Target Corporation's credit card business is seeing good-news, bad-news indicators as the recession drags on. An encouraging sign is that balances owed by card holders who are behind on their payments declined in March. However, write-offs from unpaid bills continue to climb, according to regulatory reports filed Wednesday.

Target wrote off $101 million in bad debt in March, an annualized 14.2 percent of its total loans. That compares with 12.9 percent in February and 12.3 percent in January.

Overall delinquencies dropped 5.6 percent last month to $742.7 million, a sign of stabilization that likely is the result of the company's steps to tighten credit over the past year as well as the cold reality that much of the bad debt triggered during the holidays already is off the books. Balances owed by cardholders who have missed two payments, considered an early stage of delinquency, dropped 7.2 percent from the previous month.

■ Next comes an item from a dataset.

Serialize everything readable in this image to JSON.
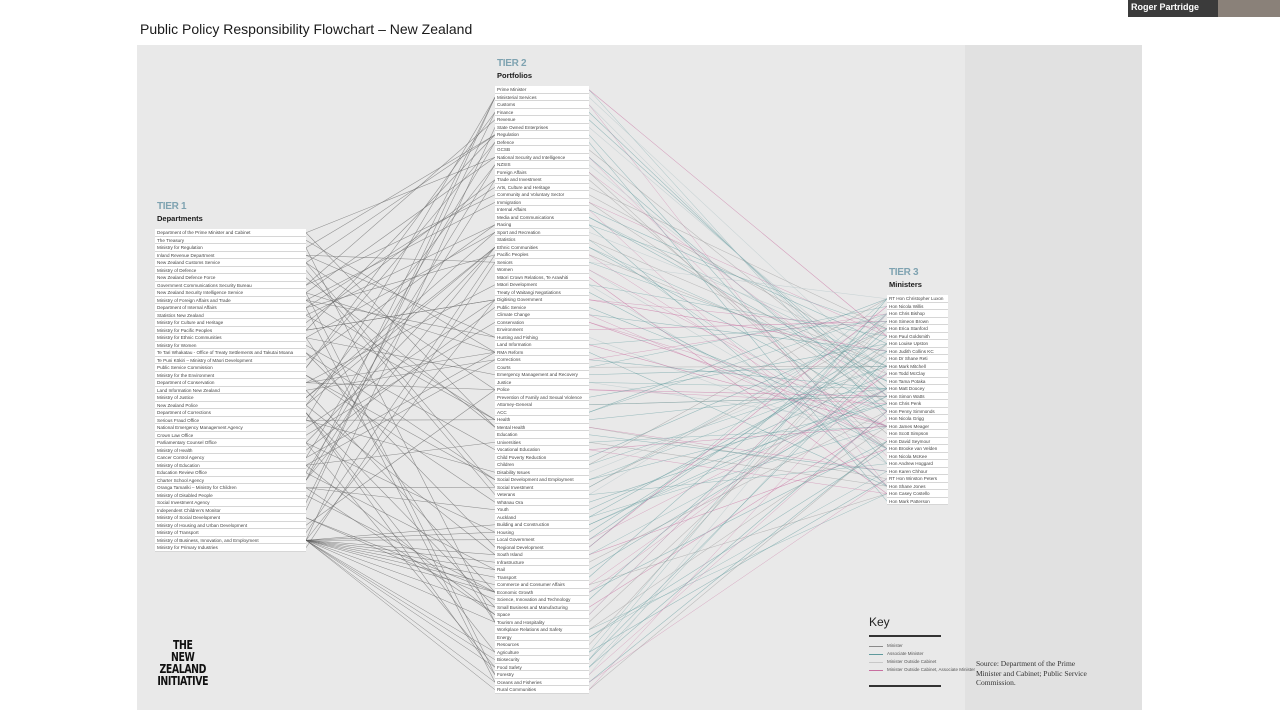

Target, which has 31 million card holders, is hardly alone in seeing its credit operations take a hit in the past year. Fitch Ratings reported that its credit card charge-off index hit a record high of 8.4 percent in February. At U.S. Bank, credit charge-offs made up 6.3 percent of outstanding loans, compared with 5.2 percent in the previous quarter.

Target saw the spike in bad debt write-offs coming, and boosted its reserves to $600 million to cover the first half of 2009. The amount of charge-offs are in line with those estimates, the company said.

The size of Target's portfolio declined about 3.4 percent to $8.47 billion in March as consumers reduced spending and the retailer made credit available only to its most trustworthy customers.